Resveratrol helps maintain blood flow by keeping the arteries free of the fatty deposits known as atherosclerotic plaque. Since it is an odourless and tasteless substance, the flavour and bouquet of wines are not affected. White wines also have antioxidants although in smaller quantities than red wine.
Over the last three years, Dr Norrie who is an expert on wine and health issues, has patented a method of extracting the anti-oxidant from the skin of red and white grapes and concentrating it before returning it to the wine in the bottling process.
The doctor, who works in Sydney's northern beaches area, says that the Australian wine making tradition is full of practicing medical doctors who made wines as well. Some of its well-known vineyards including Penfolds and Lindemans were founded by medical doctors who accompanied the ships carrying convicts to Britain's new penal colony.
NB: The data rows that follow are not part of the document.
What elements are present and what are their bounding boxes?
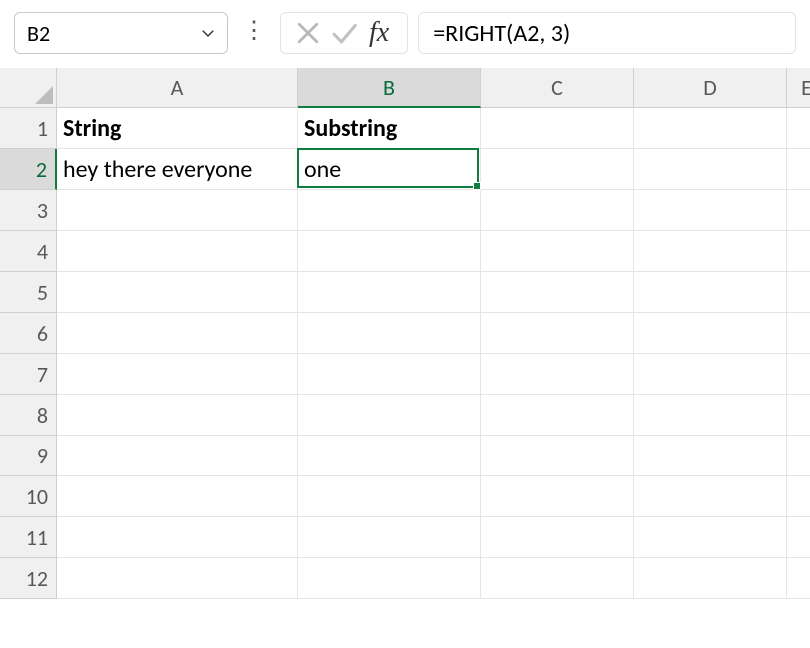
cell-D10[interactable] bbox=[634, 476, 787, 517]
cell-B7[interactable] bbox=[298, 354, 481, 395]
row-header-6[interactable]: 6 bbox=[0, 313, 57, 354]
cell-E4[interactable] bbox=[787, 231, 810, 272]
row-header-5[interactable]: 5 bbox=[0, 272, 57, 313]
cell-A10[interactable] bbox=[57, 476, 298, 517]
cell-D7[interactable] bbox=[634, 354, 787, 395]
cell-value: hey there everyone bbox=[63, 155, 252, 184]
cell-value: Substring bbox=[304, 114, 397, 143]
cell-B8[interactable] bbox=[298, 395, 481, 436]
formula-bar: B2 ⋮ fx =RIGHT(A2, 3) bbox=[0, 0, 810, 68]
cell-B11[interactable] bbox=[298, 517, 481, 558]
name-box[interactable]: B2 bbox=[14, 12, 228, 54]
cell-C11[interactable] bbox=[481, 517, 634, 558]
cell-B3[interactable] bbox=[298, 190, 481, 231]
cell-A12[interactable] bbox=[57, 558, 298, 599]
cell-A7[interactable] bbox=[57, 354, 298, 395]
formula-bar-buttons: fx bbox=[280, 12, 408, 54]
cell-A1[interactable]: String bbox=[57, 108, 298, 149]
row-header-2[interactable]: 2 bbox=[0, 149, 57, 190]
cell-A3[interactable] bbox=[57, 190, 298, 231]
cell-B10[interactable] bbox=[298, 476, 481, 517]
cell-B9[interactable] bbox=[298, 436, 481, 476]
cell-D11[interactable] bbox=[634, 517, 787, 558]
cell-A5[interactable] bbox=[57, 272, 298, 313]
cell-A6[interactable] bbox=[57, 313, 298, 354]
cell-A11[interactable] bbox=[57, 517, 298, 558]
row-header-1[interactable]: 1 bbox=[0, 108, 57, 149]
row-header-7[interactable]: 7 bbox=[0, 354, 57, 395]
cell-D4[interactable] bbox=[634, 231, 787, 272]
cell-D2[interactable] bbox=[634, 149, 787, 190]
cell-C9[interactable] bbox=[481, 436, 634, 476]
cell-C12[interactable] bbox=[481, 558, 634, 599]
cell-C6[interactable] bbox=[481, 313, 634, 354]
cell-A9[interactable] bbox=[57, 436, 298, 476]
col-header-B[interactable]: B bbox=[298, 68, 481, 108]
row-header-12[interactable]: 12 bbox=[0, 558, 57, 599]
cell-C1[interactable] bbox=[481, 108, 634, 149]
cell-C10[interactable] bbox=[481, 476, 634, 517]
cell-D5[interactable] bbox=[634, 272, 787, 313]
cell-B12[interactable] bbox=[298, 558, 481, 599]
row-header-4[interactable]: 4 bbox=[0, 231, 57, 272]
col-header-C[interactable]: C bbox=[481, 68, 634, 108]
cell-C2[interactable] bbox=[481, 149, 634, 190]
cell-E2[interactable] bbox=[787, 149, 810, 190]
cell-E10[interactable] bbox=[787, 476, 810, 517]
row-header-9[interactable]: 9 bbox=[0, 436, 57, 476]
more-icon[interactable]: ⋮ bbox=[238, 19, 270, 43]
cell-C4[interactable] bbox=[481, 231, 634, 272]
cell-E6[interactable] bbox=[787, 313, 810, 354]
cell-E5[interactable] bbox=[787, 272, 810, 313]
cell-E1[interactable] bbox=[787, 108, 810, 149]
chevron-down-icon[interactable] bbox=[199, 24, 217, 42]
cell-B1[interactable]: Substring bbox=[298, 108, 481, 149]
col-header-A[interactable]: A bbox=[57, 68, 298, 108]
cell-value: one bbox=[304, 155, 341, 184]
name-box-value: B2 bbox=[27, 20, 199, 47]
row-header-3[interactable]: 3 bbox=[0, 190, 57, 231]
col-header-E[interactable]: E bbox=[787, 68, 810, 108]
formula-input[interactable]: =RIGHT(A2, 3) bbox=[418, 12, 796, 54]
cell-D9[interactable] bbox=[634, 436, 787, 476]
cell-E12[interactable] bbox=[787, 558, 810, 599]
cell-C7[interactable] bbox=[481, 354, 634, 395]
cell-B5[interactable] bbox=[298, 272, 481, 313]
cell-D12[interactable] bbox=[634, 558, 787, 599]
cell-E7[interactable] bbox=[787, 354, 810, 395]
row-header-8[interactable]: 8 bbox=[0, 395, 57, 436]
cell-E9[interactable] bbox=[787, 436, 810, 476]
row-header-10[interactable]: 10 bbox=[0, 476, 57, 517]
cell-E11[interactable] bbox=[787, 517, 810, 558]
cell-E3[interactable] bbox=[787, 190, 810, 231]
cell-C3[interactable] bbox=[481, 190, 634, 231]
cell-A8[interactable] bbox=[57, 395, 298, 436]
cell-D3[interactable] bbox=[634, 190, 787, 231]
cell-B4[interactable] bbox=[298, 231, 481, 272]
fx-icon[interactable]: fx bbox=[365, 17, 395, 49]
row-header-11[interactable]: 11 bbox=[0, 517, 57, 558]
cell-C8[interactable] bbox=[481, 395, 634, 436]
cell-A2[interactable]: hey there everyone bbox=[57, 149, 298, 190]
select-all-corner[interactable] bbox=[0, 68, 57, 108]
cell-value: String bbox=[63, 114, 121, 143]
check-icon[interactable] bbox=[329, 18, 359, 48]
cancel-icon[interactable] bbox=[293, 18, 323, 48]
cell-B2[interactable]: one bbox=[298, 149, 481, 190]
cell-C5[interactable] bbox=[481, 272, 634, 313]
cell-A4[interactable] bbox=[57, 231, 298, 272]
cell-D6[interactable] bbox=[634, 313, 787, 354]
cell-E8[interactable] bbox=[787, 395, 810, 436]
cell-D1[interactable] bbox=[634, 108, 787, 149]
cell-B6[interactable] bbox=[298, 313, 481, 354]
cell-D8[interactable] bbox=[634, 395, 787, 436]
formula-value: =RIGHT(A2, 3) bbox=[433, 19, 570, 48]
col-header-D[interactable]: D bbox=[634, 68, 787, 108]
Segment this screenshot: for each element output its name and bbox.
Healthy Chardonnay and Shiraz
The Chardonnay and a Shiraz he produces at his 50-hAs boutique winery have 100mg/L of resveratrol in each bottle, translating to about 100 bottles of normal white wine and 20-30 bottles of red.
"It doesn't affect the taste," he said. "It is entirely neutral in taste, bouquet and colour."
There have been numerous attempts to increase the amount of resveratrol in wine recently, with varying levels of success. But no wine maker has been able to increase to such levels so far.
Dr Norrie is now talking to a couple of Australia's big wine companies like Constellation, Orlando, Penfolds or Fosters to commercialize the venture..
But the good doctor stresses that,' these benefits are best realised with moderate drinking,'. He likes to quote Paracelsus, the 16th-century Swiss physician who said, "Whether wine is a nourishment, medicine or poison, is a matter of dosage."
Positive effects of resveratrol were also confirmed by Dr. David Colquhoun, a senior cardiologist at the University of Queensland. His studies concluded that drinking wine rich in the antioxidant could lessen the risk of heart attack, stroke and cardiovascular disease. Resveratrol is also said to lower blood sugar and ward off cancers, as well as having anti-inflammatory effects, says the report.